Existence of density for the stochastic wave equation with space-time homogeneous Gaussian noise

TL;DR

This paper proves that the solution to a stochastic wave equation driven by space-time homogeneous Gaussian noise has a probability distribution that is absolutely continuous, ensuring the existence of a density function under certain covariance conditions.

Contribution

It establishes the existence of a density for the solution of the stochastic wave equation with general space-time homogeneous Gaussian noise, extending previous results to broader covariance structures.

Findings

Law of the solution is absolutely continuous w.r.t. Lebesgue measure.

Density exists under conditions on covariance functions.
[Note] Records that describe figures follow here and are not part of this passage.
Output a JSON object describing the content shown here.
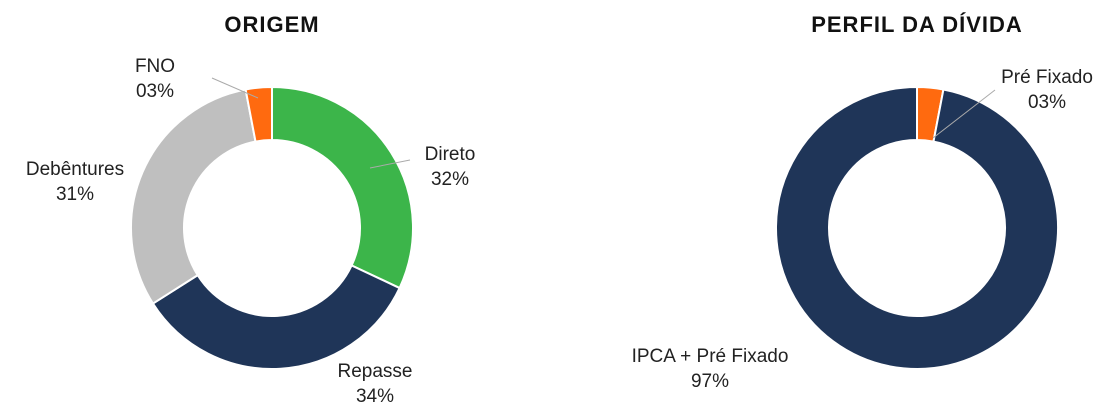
{
  "chart_data": [
    {
      "type": "donut",
      "title": "ORIGEM",
      "categories": [
        "Direto",
        "Repasse",
        "Debêntures",
        "FNO"
      ],
      "values": [
        32,
        34,
        31,
        3
      ],
      "value_labels": [
        "32%",
        "34%",
        "31%",
        "03%"
      ],
      "colors": [
        "#3cb54a",
        "#1f3558",
        "#bfbfbf",
        "#ff6a0f"
      ]
    },
    {
      "type": "donut",
      "title": "PERFIL DA DÍVIDA",
      "categories": [
        "Pré Fixado",
        "IPCA + Pré Fixado"
      ],
      "values": [
        3,
        97
      ],
      "value_labels": [
        "03%",
        "97%"
      ],
      "colors": [
        "#ff6a0f",
        "#1f3558"
      ]
    }
  ]
}
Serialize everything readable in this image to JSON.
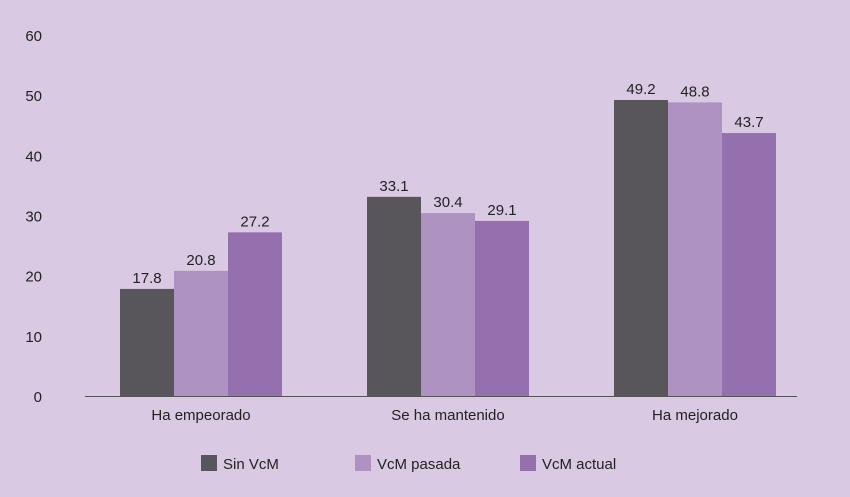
{
  "chart_data": {
    "type": "bar",
    "categories": [
      "Ha empeorado",
      "Se ha mantenido",
      "Ha mejorado"
    ],
    "series": [
      {
        "name": "Sin VcM",
        "values": [
          17.8,
          33.1,
          49.2
        ],
        "color": "#58565b"
      },
      {
        "name": "VcM pasada",
        "values": [
          20.8,
          30.4,
          48.8
        ],
        "color": "#ad92c2"
      },
      {
        "name": "VcM actual",
        "values": [
          27.2,
          29.1,
          43.7
        ],
        "color": "#9470af"
      }
    ],
    "y_ticks": [
      "0",
      "10",
      "20",
      "30",
      "40",
      "50",
      "60"
    ],
    "ylim": [
      0,
      60
    ],
    "grid": false,
    "legend_position": "bottom"
  },
  "colors": {
    "background": "#dac9e3",
    "axis": "#555555",
    "text": "#222222"
  }
}
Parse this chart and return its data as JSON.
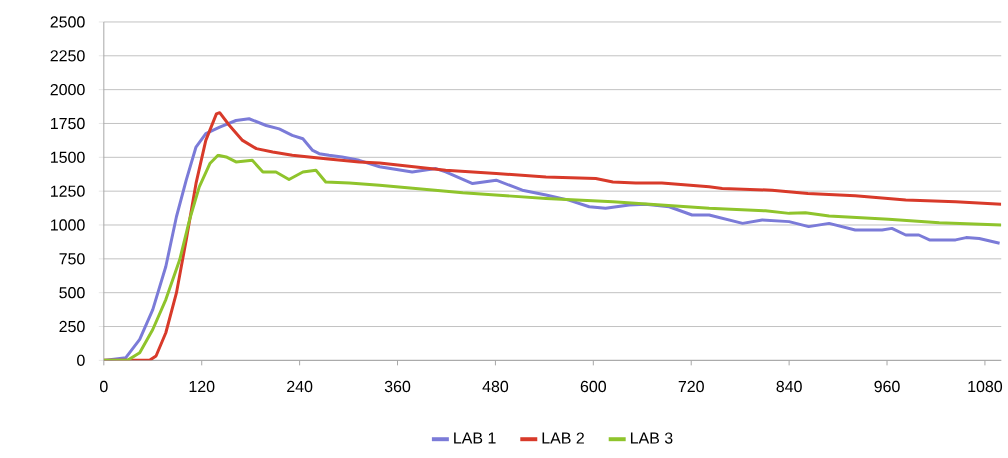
{
  "chart_data": {
    "type": "line",
    "xlim": [
      0,
      1100
    ],
    "ylim": [
      0,
      2500
    ],
    "xticks": [
      0,
      120,
      240,
      360,
      480,
      600,
      720,
      840,
      960,
      1080
    ],
    "yticks": [
      0,
      250,
      500,
      750,
      1000,
      1250,
      1500,
      1750,
      2000,
      2250,
      2500
    ],
    "grid": "y",
    "legend": "bottom",
    "marker": "none",
    "line_style": "solid",
    "series": [
      {
        "name": "LAB 1",
        "color": "#7b7bd8",
        "x": [
          0,
          27,
          44,
          60,
          76,
          89,
          101,
          113,
          125,
          142,
          162,
          178,
          199,
          215,
          231,
          244,
          256,
          264,
          276,
          292,
          313,
          338,
          378,
          407,
          419,
          452,
          481,
          513,
          542,
          570,
          595,
          615,
          644,
          664,
          693,
          721,
          742,
          783,
          807,
          840,
          864,
          889,
          921,
          954,
          966,
          983,
          999,
          1012,
          1044,
          1057,
          1073,
          1098
        ],
        "values": [
          0,
          20,
          155,
          375,
          693,
          1061,
          1331,
          1576,
          1675,
          1723,
          1772,
          1785,
          1735,
          1710,
          1662,
          1637,
          1551,
          1527,
          1515,
          1503,
          1478,
          1430,
          1392,
          1417,
          1392,
          1306,
          1331,
          1257,
          1221,
          1184,
          1135,
          1123,
          1147,
          1154,
          1135,
          1074,
          1074,
          1012,
          1037,
          1025,
          988,
          1012,
          963,
          963,
          975,
          926,
          926,
          890,
          890,
          907,
          900,
          865
        ]
      },
      {
        "name": "LAB 2",
        "color": "#d83a2a",
        "x": [
          0,
          56,
          64,
          76,
          89,
          101,
          113,
          125,
          138,
          142,
          154,
          170,
          187,
          207,
          231,
          272,
          313,
          338,
          419,
          481,
          542,
          603,
          624,
          652,
          684,
          742,
          758,
          819,
          863,
          921,
          983,
          1044,
          1100
        ],
        "values": [
          0,
          0,
          32,
          204,
          498,
          890,
          1307,
          1625,
          1821,
          1830,
          1735,
          1625,
          1564,
          1539,
          1515,
          1490,
          1466,
          1458,
          1404,
          1380,
          1355,
          1343,
          1318,
          1311,
          1311,
          1282,
          1270,
          1257,
          1233,
          1216,
          1184,
          1172,
          1154
        ]
      },
      {
        "name": "LAB 3",
        "color": "#8fc42c",
        "x": [
          0,
          29,
          44,
          60,
          76,
          93,
          105,
          117,
          130,
          140,
          150,
          162,
          182,
          195,
          211,
          227,
          244,
          260,
          272,
          301,
          338,
          440,
          542,
          624,
          742,
          811,
          840,
          860,
          889,
          962,
          1024,
          1100
        ],
        "values": [
          0,
          0,
          57,
          228,
          449,
          743,
          1037,
          1282,
          1454,
          1515,
          1503,
          1466,
          1478,
          1392,
          1392,
          1336,
          1392,
          1404,
          1318,
          1311,
          1294,
          1238,
          1196,
          1172,
          1123,
          1105,
          1086,
          1090,
          1066,
          1042,
          1017,
          1000
        ]
      }
    ]
  }
}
Generalizes previous results to broader noise structures.

Abstract

In this article, we consider the stochastic wave equation on $\mathbb{R}_{+} \times \mathbb{R}$, driven by a linear multiplicative space-time homogeneous Gaussian noise whose temporal and spatial covariance structures are given by locally integrable functions $\gamma$ (in time) and $f$ (in space), which are the Fourier transforms of tempered measures $\nu$ on $\mathbb{R}$, respectively $\mu$ on $\mathbb{R}$. Our main result shows that the law of the solution $u(t,x)$ of this equation is absolutely continuous with respect to the Lebesgue measure.